Depuis sa réorganisation en 2020 et l’élargissement de ses missions, la Société de Recouvrement des Créances (SRC) du Cameroun a connu une transformation majeure. Désormais chargée, en plus du recouvrement des créances bancaires, de la gestion des condamnations pécuniaires prononcées en faveur de l’État, elle a renforcé ses prérogatives et optimisé ses stratégies. Dans cette interview, Marie – Rose Messi, la Directrice générale de la SRC donne des détails sur le travail déjà abattu et à venir.

Madame la Directrice Générale, l’élargissement du champ d’action de la SRC commence à produire des effets positifs sur ses performances. Quels sont les principaux résultats observés jusqu’à présent ?
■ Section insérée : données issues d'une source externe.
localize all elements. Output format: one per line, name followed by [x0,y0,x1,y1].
Merci pour l’opportunité que vous nous offrez, à nouveau, de mettre en vitrine notre activité. En effet, à la faveur du décret n°2020/016 du 09 janvier 2020 portant réorganisation et fonctionnement de la SRC, l’entreprise a vu ses attributions densifiées. Ainsi, désormais, en plus de la liquidation des établissements financiers, qui, était notre mission originelle, la SRC s’est vue confiée, outre le recouvrement des créances des établissements de microfinance, le recouvrement, en liaison avec le ministère de la Justice, des créances issues des condamnations pécuniaires prononcées en faveur de l’État par les juridictions nationales et étrangères. Elle assure également des missions d’appui-conseil et de gestion du patrimoine.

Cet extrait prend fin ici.